On the accompanying TurnKey Jet No-Action Letter
This transaction is so clearly not an offer of securities that I worry the staff’s issuance of a digital token no-action letter—the first and so far only such letter—may in fact have the effect of broadening the perceived reach of our securities laws. If these tokens were securities, it would be hard to distinguish them from any medium of stored value. Is a Starbucks card a security? If we are going that far, I can only imagine what name the barista will write on my coffee cup
And yet, the staff’s letter did not stop at merely stating that the token offering would not qualify as a securities offering, but highlighted specific but non-dispositive factors. In other words, the letter effectively imposed conditions on a non-security . . .
I do not believe there was anything gray about the area in which TurnKey planned to operate, but issuing this letter may give the false impression that there was.

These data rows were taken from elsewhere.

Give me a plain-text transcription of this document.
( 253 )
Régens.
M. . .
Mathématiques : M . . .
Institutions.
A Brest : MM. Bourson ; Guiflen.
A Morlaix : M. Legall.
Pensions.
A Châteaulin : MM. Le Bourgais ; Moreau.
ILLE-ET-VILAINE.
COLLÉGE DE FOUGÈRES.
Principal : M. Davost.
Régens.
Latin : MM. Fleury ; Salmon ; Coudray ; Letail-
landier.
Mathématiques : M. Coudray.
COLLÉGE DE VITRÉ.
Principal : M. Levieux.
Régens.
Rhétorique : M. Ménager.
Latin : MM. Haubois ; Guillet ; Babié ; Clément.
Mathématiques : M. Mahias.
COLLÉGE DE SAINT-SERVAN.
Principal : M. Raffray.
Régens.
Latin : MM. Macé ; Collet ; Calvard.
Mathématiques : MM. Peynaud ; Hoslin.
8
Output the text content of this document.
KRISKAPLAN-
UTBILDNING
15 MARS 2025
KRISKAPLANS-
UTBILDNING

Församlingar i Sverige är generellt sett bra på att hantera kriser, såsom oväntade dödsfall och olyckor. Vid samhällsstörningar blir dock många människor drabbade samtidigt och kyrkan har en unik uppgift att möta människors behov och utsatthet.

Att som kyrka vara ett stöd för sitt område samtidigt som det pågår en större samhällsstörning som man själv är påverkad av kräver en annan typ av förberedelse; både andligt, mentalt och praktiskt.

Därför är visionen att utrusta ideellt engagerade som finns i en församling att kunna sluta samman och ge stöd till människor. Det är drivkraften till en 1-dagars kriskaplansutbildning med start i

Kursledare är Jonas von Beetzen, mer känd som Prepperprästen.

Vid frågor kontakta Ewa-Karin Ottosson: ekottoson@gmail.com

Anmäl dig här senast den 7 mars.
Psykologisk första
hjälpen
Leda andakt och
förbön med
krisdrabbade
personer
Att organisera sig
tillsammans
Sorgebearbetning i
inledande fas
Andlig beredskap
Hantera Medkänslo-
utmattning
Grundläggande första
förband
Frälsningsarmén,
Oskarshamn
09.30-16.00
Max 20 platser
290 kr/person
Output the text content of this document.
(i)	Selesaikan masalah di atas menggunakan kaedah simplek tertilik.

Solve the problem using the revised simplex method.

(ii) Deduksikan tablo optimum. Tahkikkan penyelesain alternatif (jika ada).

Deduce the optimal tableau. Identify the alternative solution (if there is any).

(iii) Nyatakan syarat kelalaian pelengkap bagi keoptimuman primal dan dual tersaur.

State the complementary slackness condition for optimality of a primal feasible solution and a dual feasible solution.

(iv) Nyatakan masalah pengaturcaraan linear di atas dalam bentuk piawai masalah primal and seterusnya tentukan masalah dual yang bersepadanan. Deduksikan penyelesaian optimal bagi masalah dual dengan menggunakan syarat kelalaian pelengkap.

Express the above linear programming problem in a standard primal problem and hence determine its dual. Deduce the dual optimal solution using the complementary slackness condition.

On the lack of SEC approval for a Reg A+ token
Unlike a private offering, however, a Regulation A offering must be qualified by the SEC before the issuer can begin raising money. Although several companies seeking to issue tokens have begun the process, none has yet had its Regulation A offerings qualified. The lack of progress is not only difficult for the companies that remain in limbo, unable to move forward with raising capital, but also may scare off other companies. These companies may opt for a private offering instead, depriving the general public of the opportunity to invest, and also depriving the market of the public disclosure of the information included in the Regulation A offering materials
It would be nice to think Crypto Mom’s criticisms will spur some paradigm shift in SEC protocol. But that is as likely as the Commission declaring itself a separate country. Crypto Mom’s name came from her distinct stances. And even another three commissioner-level crypto moms would have to battle—directly or discreetly—the hordes of NPC Valeries roaming the Commission’s austere halls. Staff controls most chores because little jumps to commissioner level and still less gets to Congress. For now, we must hope Crypto Mom continues Crypto Momming and some crypto dust infiltrates Commission thinking. One can hope.